Un terrible gâchis

Massoud-BarzaniLe Kurdistan d’Irak a perdu ses soutiens internationaux et ses principales ressources pétrolières. Il est en proie à de violentes tensions internes entre la majorité kurde et les minorités arabes et turkmènes, et les relations entre les deux principales formations politiques kurdes s’enveniment dangereusement. Retour sur les suites du référendum du 25 septembre.
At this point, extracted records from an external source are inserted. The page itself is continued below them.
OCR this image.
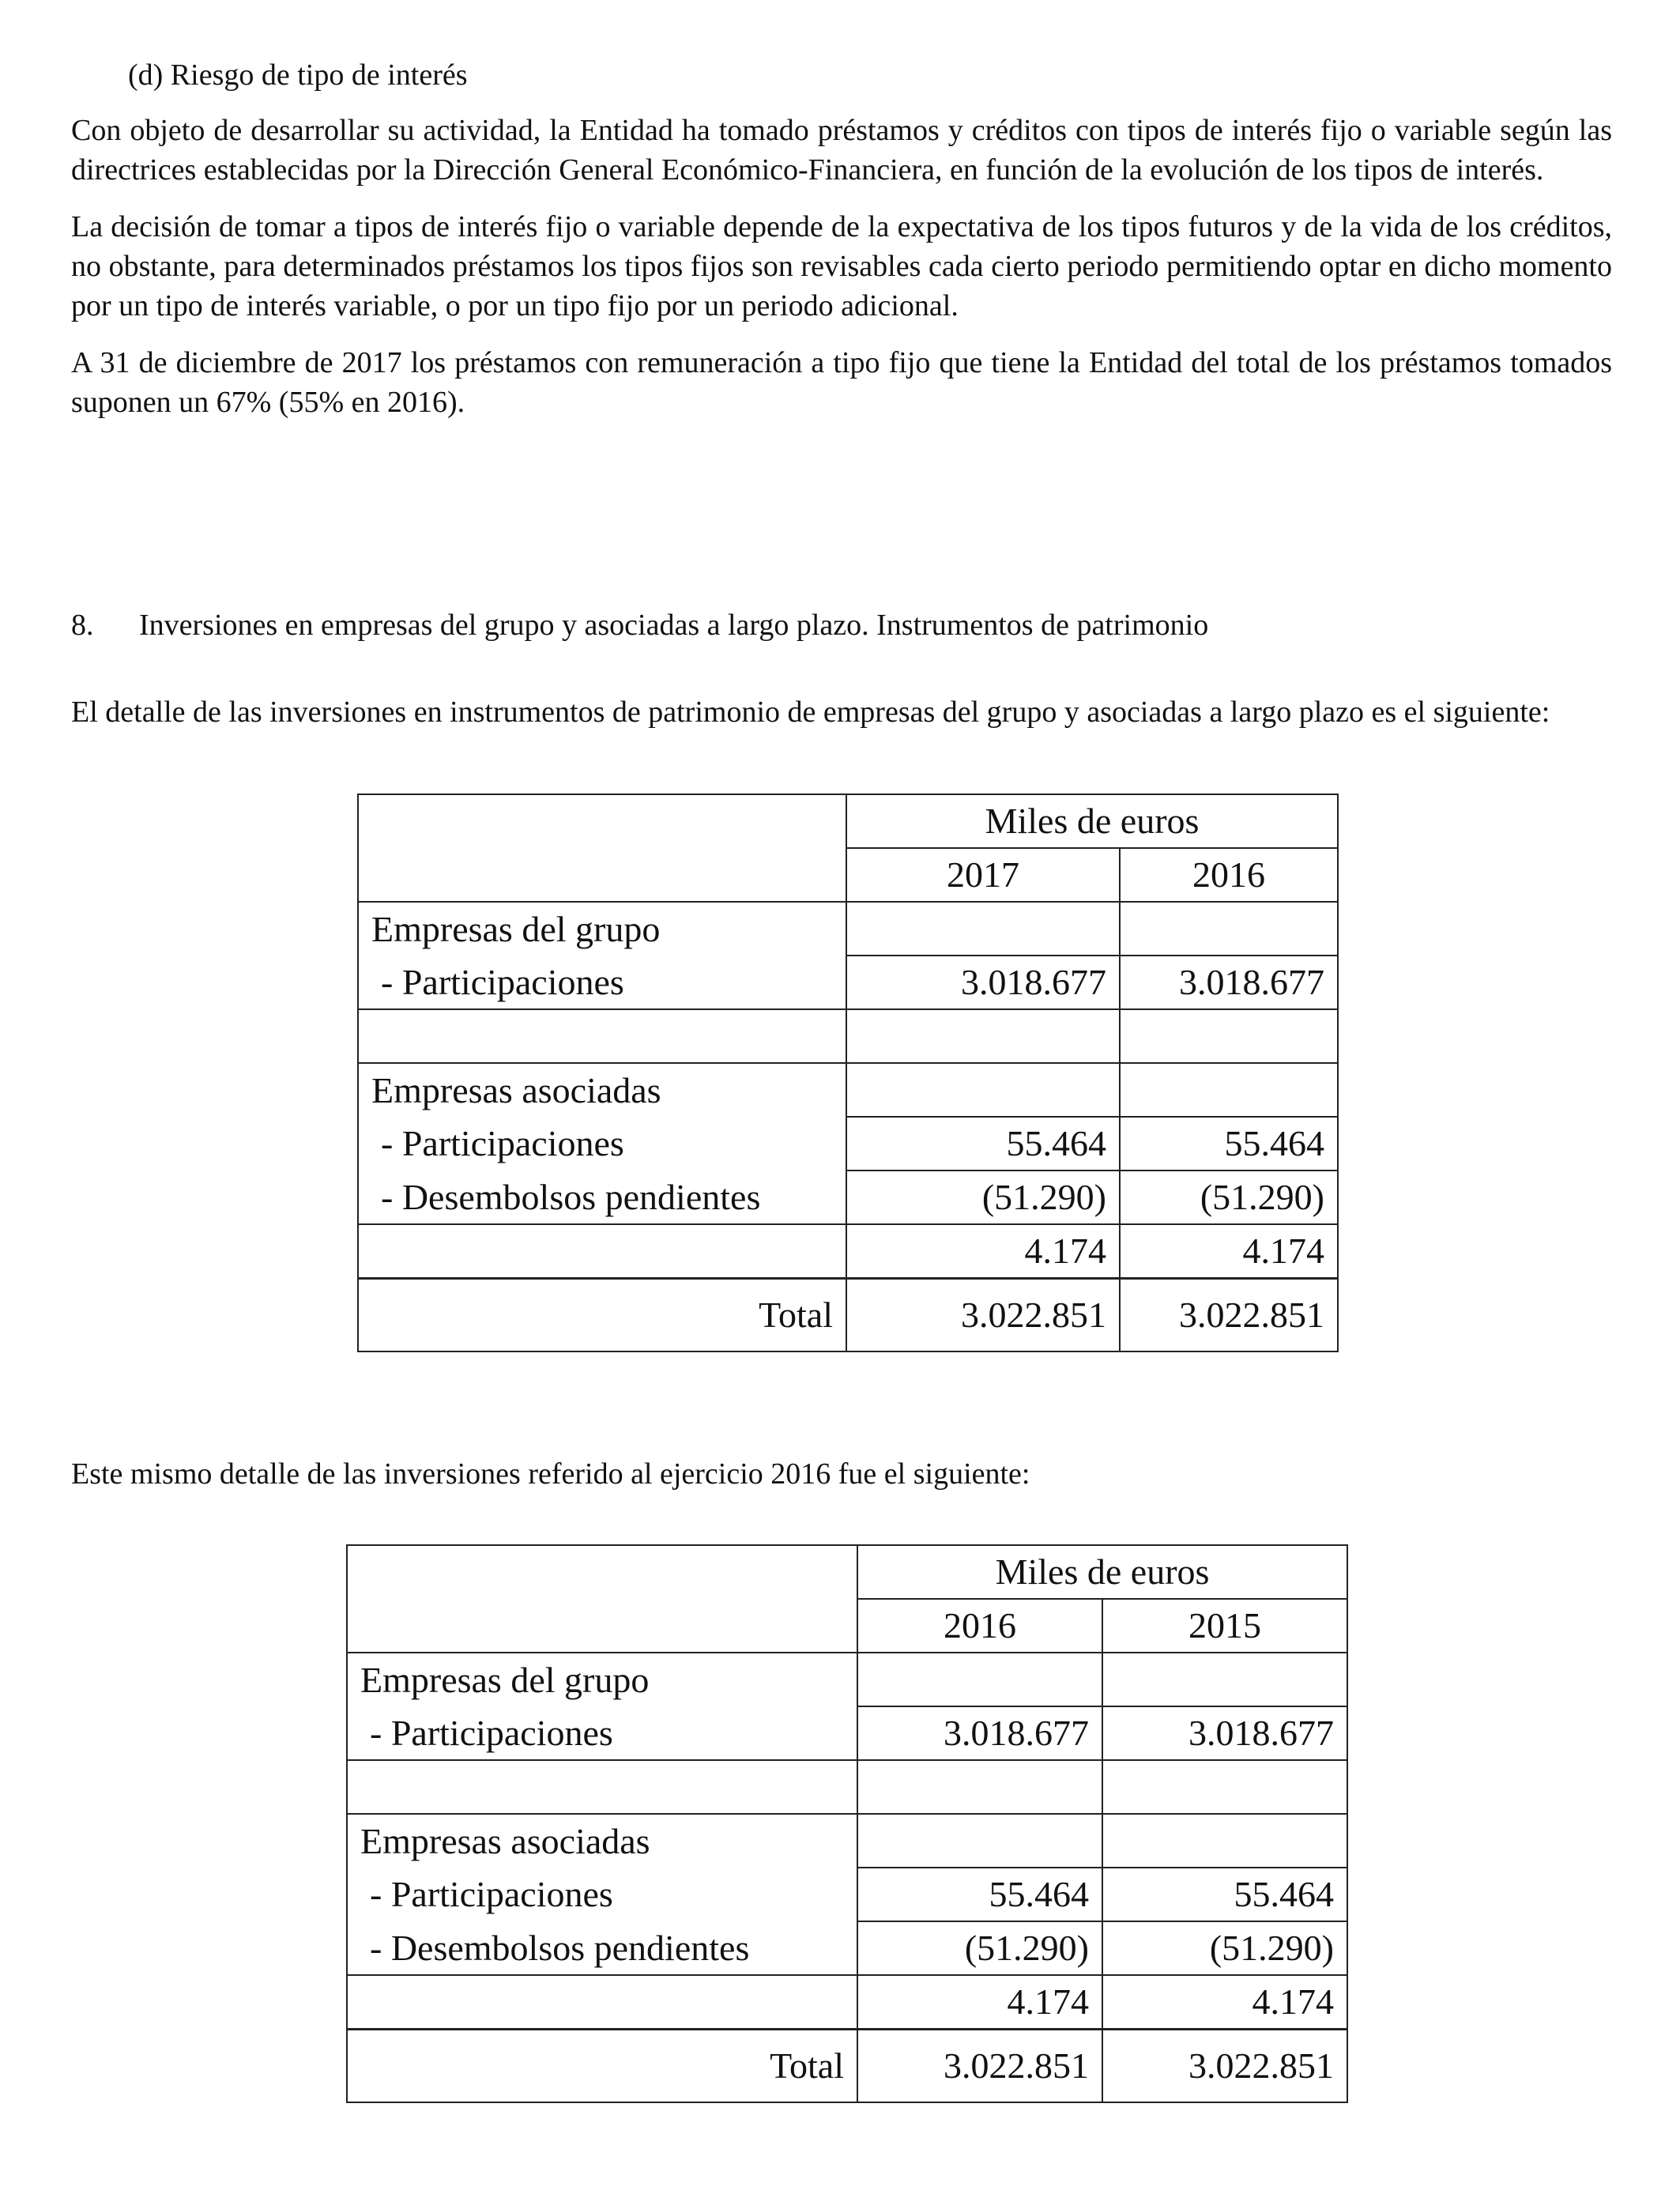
(d) Riesgo de tipo de interés

Con objeto de desarrollar su actividad, la Entidad ha tomado préstamos y créditos con tipos de interés fijo o variable según las directrices establecidas por la Dirección General Económico-Financiera, en función de la evolución de los tipos de interés.

La decisión de tomar a tipos de interés fijo o variable depende de la expectativa de los tipos futuros y de la vida de los créditos, no obstante, para determinados préstamos los tipos fijos son revisables cada cierto periodo permitiendo optar en dicho momento por un tipo de interés variable, o por un tipo fijo por un periodo adicional.

A 31 de diciembre de 2017 los préstamos con remuneración a tipo fijo que tiene la Entidad del total de los préstamos tomados suponen un 67% (55% en 2016).

8. Inversiones en empresas del grupo y asociadas a largo plazo. Instrumentos de patrimonio
El detalle de las inversiones en instrumentos de patrimonio de empresas del grupo y asociadas a largo plazo es el siguiente:
	Miles de euros	
	2017	2016
Empresas del grupo		
- Participaciones	3.018.677	3.018.677

Empresas asociadas		
- Participaciones	55.464	55.464
- Desembolsos pendientes	(51.290)	(51.290)
	4.174	4.174
Total	3.022.851	3.022.851
Este mismo detalle de las inversiones referido al ejercicio 2016 fue el siguiente:
	Miles de euros	
	2016	2015
Empresas del grupo		
- Participaciones	3.018.677	3.018.677

Empresas asociadas		
- Participaciones	55.464	55.464
- Desembolsos pendientes	(51.290)	(51.290)
	4.174	4.174
Total	3.022.851	3.022.851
Malgré une participation de 73% et un triomphe du oui qui a recueilli 92% des suffrages, le référendum d’indépendance du 25 septembre s’est soldé par un échec cuisant. Il y deux mois, j’avais développé dans ces colonnes les raisons qui laissaient craindre une telle issue : un référendum convoqué par un président illégitime — Massoud Barzani, dont le mandat est théoriquement terminé depuis deux ans – et sans consultation du parlement régional ni même des autres formations politiques. Aucune concertation non plus avec les puissances voisines (Irak, Iran et Turquie), toutes hostiles à la tenue du référendum. Enfin, le territoire concerné par le référendum incluait des “zones disputées” qui ne sont pas sous l’administration du gouvernement régional du Kurdistan (GRK). Parmi ces zones disputées se trouvait la province pétrolière de Kirkuk, certes sous contrôle kurde depuis la débâcle de l’Etat Islamique en 2014, mais peuplée pour moitié de Turkmènes et d’Arabes et dont tous les acteurs politiques étaient opposés à la tenue du référendum…

Grave crise politique

C’est en vain que les opposants au référendum ont redoublé d’efforts à l’approche du 25 septembre. L’Union Patriotique du Kurdistan (UPK), principale formation d’opposition kurde, ne souhaitait pas que Kirkuk participe au référendum, estimant que “le futur de la ville [était] en danger”. Elle s’est cependant résolue à participer au référendum malgré les pressions de l’Iran dont elle est proche. Téhéran a alors mobilisé les nombreuses milices chiites irakiennes : “il n’est pas question que nous abandonnions Kirkuk, même si cela doit causer un bain de sang” avait ainsi averti la Division de l’Imam Ali… La Turquie est quant à elle restée un peu plus en retrait : “jusqu’à la dernière minute, explique Erdogan, nous ne pensions pas que Barzani prendrait une telle décision”. Ankara pensait en effet que la ferme opposition de Bagdad suffirait à faire plier le président kurde puisque le parlement irakien avait rejeté le référendum, voté l’envoi de troupes, révoqué le gouverneur de Kirkuk et ordonné aux autorités kurdes de “rendre le contrôle de tous les frontières, y compris les aéroports, au gouvernement fédéral”. Malgré tout cela, c’est avec enthousiasme que la population kurde a plébiscité l’indépendance le 25 septembre. Ce vote historique aurait pu être l’acte fondateur d’un mouvement national kurde vers l’indépendance. Malheureusement, il en a peut-être été le fossoyeur. Depuis deux ans, le Kurdistan d’Irak est plongé dans une grave crise politique car les forces d’opposition n’acceptent pas l’extension du mandat du président Barzani. Ce dernier a donné raison aux nombreuses voix qui affirmaient que le référendum n’était qu’un outil destiné à asseoir son autorité et qui l’accusaient de dérive dictatoriale : le président kurde a en effet créé un “Commandement politique du Kurdistan-Irak” constitué d’affidés non élus. “Au lieu de faire notre autocritique et d’évaluer la situation de manière précise et réaliste, une nouvelle institution illégitime a été formée” a estimé l’UPK, à l’instar des autres forces d’opposition. Résultat : trois semaines à peine après le référendum, plus personne ne parle de front politique kurde, ni a fortiori d’indépendance…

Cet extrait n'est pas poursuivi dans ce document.